Wacky Warning Labels
The Wacky Warning Label Contest is operated by the Foundation for Fair Civil Justice. Despite the obvious humor involved, its creators have a serious purpose: showing how “out-of-whack” they believe America’s civil justice system really is.
“The contest reveals how lawsuits and the fear of lawsuits have driven companies to spend millions on common-sense warnings,” the organizers say.
The Off-Road Commode
Case in point: The winning entry, “The Off-Road Commode,” is a portable toilet seat for hikers or campers. It’s evidently made to be hooked up to a trailer hitch on a car or truck. On it is a warning label stating: “Not for use on moving vehicles.”
Other top contenders in this year’s Wacky Warning Label Contest, according to the official site:
• A wart removal product instruction guide that warns, “Do not use if you cannot see clearly to read the information in the information booklet.”
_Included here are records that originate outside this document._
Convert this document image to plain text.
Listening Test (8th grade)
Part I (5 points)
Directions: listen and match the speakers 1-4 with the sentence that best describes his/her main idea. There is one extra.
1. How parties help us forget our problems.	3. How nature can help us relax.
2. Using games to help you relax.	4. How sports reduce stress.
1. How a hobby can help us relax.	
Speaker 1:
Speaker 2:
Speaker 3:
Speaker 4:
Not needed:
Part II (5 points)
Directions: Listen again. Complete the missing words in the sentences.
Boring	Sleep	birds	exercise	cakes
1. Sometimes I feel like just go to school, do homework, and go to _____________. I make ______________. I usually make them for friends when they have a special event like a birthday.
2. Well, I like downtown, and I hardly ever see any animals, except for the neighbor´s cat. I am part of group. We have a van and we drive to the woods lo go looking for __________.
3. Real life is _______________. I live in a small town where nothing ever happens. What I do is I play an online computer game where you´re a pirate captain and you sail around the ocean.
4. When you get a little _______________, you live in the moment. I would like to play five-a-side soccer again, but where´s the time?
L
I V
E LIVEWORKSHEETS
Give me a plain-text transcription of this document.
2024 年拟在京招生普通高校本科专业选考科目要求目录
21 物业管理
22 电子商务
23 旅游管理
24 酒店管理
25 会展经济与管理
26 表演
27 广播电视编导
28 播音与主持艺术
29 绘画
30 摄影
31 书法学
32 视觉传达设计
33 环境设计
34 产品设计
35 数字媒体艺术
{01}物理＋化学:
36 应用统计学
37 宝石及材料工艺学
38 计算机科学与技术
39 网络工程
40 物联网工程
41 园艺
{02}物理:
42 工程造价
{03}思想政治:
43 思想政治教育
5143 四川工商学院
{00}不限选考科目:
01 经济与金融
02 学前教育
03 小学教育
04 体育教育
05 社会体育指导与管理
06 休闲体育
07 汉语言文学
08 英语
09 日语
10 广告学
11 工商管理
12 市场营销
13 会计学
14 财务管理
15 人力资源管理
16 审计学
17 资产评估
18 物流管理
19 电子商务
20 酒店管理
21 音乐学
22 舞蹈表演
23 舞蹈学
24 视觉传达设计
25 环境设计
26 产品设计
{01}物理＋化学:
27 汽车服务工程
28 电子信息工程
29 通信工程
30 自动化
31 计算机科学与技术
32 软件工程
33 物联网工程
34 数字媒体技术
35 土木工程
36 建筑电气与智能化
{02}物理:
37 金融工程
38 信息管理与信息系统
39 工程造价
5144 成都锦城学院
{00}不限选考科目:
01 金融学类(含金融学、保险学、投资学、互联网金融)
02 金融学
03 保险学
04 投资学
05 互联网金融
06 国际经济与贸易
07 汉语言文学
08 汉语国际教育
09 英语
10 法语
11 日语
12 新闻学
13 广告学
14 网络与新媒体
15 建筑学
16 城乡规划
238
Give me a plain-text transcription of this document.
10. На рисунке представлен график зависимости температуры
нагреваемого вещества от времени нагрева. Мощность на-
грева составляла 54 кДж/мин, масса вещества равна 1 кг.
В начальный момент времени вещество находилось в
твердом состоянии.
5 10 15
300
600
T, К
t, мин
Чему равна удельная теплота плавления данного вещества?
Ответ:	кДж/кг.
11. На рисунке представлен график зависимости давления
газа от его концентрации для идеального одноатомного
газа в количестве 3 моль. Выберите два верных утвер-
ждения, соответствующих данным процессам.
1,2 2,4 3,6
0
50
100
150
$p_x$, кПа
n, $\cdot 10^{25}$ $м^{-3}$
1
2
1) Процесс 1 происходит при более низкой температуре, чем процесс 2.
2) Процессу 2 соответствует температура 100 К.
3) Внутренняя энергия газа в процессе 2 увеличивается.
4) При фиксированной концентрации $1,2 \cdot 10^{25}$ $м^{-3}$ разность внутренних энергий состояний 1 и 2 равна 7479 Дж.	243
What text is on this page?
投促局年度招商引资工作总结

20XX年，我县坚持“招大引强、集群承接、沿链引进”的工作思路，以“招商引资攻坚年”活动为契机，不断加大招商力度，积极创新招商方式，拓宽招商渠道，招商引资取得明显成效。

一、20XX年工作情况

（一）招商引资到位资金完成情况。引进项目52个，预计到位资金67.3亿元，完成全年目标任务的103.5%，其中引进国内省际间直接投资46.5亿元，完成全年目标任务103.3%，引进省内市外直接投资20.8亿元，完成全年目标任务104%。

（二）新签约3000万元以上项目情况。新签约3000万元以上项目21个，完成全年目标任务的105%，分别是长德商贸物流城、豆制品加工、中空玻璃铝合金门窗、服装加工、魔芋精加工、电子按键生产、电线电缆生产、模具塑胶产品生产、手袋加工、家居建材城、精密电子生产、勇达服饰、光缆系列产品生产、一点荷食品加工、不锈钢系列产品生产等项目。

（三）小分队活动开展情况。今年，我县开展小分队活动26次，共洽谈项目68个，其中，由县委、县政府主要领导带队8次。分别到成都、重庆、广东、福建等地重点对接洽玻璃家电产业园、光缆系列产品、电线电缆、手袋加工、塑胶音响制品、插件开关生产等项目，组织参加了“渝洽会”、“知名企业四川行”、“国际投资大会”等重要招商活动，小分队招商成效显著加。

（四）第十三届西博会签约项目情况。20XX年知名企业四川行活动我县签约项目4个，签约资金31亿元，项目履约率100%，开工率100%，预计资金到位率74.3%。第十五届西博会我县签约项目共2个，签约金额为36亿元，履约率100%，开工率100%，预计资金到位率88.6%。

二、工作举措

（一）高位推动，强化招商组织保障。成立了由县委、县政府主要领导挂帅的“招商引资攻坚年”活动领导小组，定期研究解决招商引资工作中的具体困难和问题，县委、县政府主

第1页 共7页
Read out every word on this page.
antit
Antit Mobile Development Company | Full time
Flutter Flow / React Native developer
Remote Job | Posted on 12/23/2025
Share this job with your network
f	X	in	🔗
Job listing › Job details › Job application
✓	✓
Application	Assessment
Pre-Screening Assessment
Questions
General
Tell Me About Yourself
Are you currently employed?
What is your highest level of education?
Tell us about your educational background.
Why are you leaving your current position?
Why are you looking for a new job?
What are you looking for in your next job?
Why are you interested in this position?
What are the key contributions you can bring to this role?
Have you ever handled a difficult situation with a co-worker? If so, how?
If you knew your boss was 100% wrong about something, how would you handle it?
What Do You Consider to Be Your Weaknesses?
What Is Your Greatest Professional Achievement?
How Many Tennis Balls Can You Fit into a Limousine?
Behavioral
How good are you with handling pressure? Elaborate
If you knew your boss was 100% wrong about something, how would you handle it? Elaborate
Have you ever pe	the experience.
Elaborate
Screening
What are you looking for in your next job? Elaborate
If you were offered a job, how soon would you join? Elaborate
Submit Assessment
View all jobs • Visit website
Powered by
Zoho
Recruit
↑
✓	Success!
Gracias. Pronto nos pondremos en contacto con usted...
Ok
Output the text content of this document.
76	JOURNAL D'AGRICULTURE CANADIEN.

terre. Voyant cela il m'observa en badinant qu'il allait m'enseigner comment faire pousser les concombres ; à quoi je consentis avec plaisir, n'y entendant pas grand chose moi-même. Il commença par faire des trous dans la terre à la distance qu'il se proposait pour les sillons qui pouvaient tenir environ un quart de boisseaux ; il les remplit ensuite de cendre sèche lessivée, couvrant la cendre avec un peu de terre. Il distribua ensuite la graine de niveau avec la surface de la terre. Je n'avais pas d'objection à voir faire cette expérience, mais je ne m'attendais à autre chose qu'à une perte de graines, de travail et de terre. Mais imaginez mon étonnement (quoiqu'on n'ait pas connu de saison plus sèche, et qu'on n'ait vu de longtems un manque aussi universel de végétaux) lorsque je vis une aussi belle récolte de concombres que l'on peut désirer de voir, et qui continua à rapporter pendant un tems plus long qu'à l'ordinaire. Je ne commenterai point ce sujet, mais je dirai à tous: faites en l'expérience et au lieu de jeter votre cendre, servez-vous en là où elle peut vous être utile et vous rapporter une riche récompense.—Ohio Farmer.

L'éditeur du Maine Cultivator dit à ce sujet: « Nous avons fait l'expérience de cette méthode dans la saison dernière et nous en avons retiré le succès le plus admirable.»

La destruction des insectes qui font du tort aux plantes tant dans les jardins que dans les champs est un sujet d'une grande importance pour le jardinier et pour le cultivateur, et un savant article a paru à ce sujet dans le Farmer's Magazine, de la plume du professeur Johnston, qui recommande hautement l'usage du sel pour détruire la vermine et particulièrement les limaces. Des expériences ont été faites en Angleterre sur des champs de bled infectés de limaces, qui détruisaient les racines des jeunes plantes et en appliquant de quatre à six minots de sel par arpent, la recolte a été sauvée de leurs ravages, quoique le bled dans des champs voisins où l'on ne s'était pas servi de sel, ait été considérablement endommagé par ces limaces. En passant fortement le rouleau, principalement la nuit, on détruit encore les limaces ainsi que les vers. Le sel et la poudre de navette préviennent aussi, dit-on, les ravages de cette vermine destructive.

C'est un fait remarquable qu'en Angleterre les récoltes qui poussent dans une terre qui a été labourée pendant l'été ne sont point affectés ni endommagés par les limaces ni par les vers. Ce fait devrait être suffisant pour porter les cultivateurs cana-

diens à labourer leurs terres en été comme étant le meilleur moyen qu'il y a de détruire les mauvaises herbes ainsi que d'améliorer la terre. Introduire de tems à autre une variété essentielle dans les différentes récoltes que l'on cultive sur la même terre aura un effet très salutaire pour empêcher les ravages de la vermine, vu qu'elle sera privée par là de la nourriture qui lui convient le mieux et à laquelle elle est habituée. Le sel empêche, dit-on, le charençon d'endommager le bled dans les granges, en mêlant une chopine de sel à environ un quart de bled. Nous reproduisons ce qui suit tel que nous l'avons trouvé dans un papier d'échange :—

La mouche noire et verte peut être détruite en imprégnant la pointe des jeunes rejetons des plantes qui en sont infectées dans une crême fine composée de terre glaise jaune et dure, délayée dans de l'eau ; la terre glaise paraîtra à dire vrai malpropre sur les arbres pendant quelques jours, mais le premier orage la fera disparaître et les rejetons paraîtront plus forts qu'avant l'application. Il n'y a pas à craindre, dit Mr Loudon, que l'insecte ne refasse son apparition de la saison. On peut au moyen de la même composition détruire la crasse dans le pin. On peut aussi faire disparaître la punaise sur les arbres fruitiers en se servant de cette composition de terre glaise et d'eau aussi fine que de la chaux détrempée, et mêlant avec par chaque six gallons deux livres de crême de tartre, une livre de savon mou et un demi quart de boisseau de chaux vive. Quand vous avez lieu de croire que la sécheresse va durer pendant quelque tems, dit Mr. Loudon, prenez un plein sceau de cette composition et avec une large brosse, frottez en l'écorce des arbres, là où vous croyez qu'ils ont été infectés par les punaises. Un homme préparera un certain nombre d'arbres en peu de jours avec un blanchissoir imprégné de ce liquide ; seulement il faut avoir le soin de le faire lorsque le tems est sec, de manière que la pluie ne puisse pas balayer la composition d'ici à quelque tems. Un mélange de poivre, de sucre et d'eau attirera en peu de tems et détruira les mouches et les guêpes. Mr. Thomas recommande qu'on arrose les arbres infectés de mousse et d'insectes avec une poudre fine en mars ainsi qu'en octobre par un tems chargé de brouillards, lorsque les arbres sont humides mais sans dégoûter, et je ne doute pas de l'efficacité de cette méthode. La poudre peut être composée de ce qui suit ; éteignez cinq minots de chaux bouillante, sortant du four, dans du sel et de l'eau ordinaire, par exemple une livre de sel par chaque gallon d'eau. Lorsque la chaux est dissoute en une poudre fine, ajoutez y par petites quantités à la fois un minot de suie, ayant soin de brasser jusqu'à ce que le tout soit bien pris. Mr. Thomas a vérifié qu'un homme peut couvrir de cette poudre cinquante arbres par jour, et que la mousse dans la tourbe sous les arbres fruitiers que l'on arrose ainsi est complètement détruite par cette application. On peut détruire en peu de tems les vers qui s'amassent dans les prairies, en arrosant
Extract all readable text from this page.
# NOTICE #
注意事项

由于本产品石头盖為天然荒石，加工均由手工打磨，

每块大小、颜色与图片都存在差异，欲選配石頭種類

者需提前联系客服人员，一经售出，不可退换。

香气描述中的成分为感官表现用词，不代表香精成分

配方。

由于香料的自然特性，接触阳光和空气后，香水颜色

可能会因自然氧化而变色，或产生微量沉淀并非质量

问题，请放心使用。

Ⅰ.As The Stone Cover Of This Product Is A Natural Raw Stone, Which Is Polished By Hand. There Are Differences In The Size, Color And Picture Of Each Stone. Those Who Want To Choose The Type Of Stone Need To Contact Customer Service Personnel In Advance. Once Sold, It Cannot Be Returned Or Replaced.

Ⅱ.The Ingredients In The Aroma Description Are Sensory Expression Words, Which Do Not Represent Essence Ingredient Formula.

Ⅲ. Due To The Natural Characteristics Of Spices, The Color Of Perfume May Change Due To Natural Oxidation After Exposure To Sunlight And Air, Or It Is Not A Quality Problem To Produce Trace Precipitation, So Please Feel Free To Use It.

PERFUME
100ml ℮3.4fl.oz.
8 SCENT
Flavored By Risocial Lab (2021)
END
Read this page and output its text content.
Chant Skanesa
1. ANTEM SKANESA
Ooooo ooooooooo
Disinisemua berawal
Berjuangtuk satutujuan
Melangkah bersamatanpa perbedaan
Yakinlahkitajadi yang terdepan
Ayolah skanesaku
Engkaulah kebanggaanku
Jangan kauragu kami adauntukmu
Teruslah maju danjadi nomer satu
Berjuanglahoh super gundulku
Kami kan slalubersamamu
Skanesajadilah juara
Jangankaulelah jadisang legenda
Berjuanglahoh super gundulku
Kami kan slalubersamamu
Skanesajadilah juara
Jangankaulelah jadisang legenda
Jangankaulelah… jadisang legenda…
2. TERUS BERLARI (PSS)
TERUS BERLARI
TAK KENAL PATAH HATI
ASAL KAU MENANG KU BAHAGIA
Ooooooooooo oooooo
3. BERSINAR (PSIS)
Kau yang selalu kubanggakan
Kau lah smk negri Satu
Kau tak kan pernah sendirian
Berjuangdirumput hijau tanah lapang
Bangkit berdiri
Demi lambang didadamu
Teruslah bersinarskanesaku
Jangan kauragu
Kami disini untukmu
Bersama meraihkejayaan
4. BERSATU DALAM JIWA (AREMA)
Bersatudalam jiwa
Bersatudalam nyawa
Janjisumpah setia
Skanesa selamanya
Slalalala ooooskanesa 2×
• A label on the underside of a cereal bowl warns, “Always use this product with adult supervision.”
• A small, 1″ x 4″ LCD panel warns, “Do not eat the LCD panel.”
• A bag of livestock castration rings warns, “For animal use only"
The Off Road Comode...........AKA "The Bumper Dumper" was available from Cabelas, not too long ago......Not for use from moving vehicles?....Have your buddy drive thru bushes, no TP needed!
The Off Road Comode...........AKA "The Bumper Dumper" was available from Cabelas, not too long ago......Not for use from moving vehicles?....Have your buddy drive thru bushes, no TP needed!
For some reason, I just got this mental image of Buford T. Justice walking out of that "choke and puke" with the toilet paper wrapped around his glasses....."Thank 'ya nice lady".
For some reason, I just got this mental image of Buford T. Justice walking out of that "choke and puke" with the toilet paper wrapped around his glasses....."Thank 'ya nice lady".
Warning label on "Smokey and the Bandit" movie box...........Warning! this movie will continue to cause you to laugh for the rest of your life!
Thanks, John!...........Warning label on box for my Russian Makarov .380 acp pistol: "Warning! This firearm can cause serious injury or death! Always read instructions, use quality ammo, and point at people!".................I think something got lost in the English/Russian translation.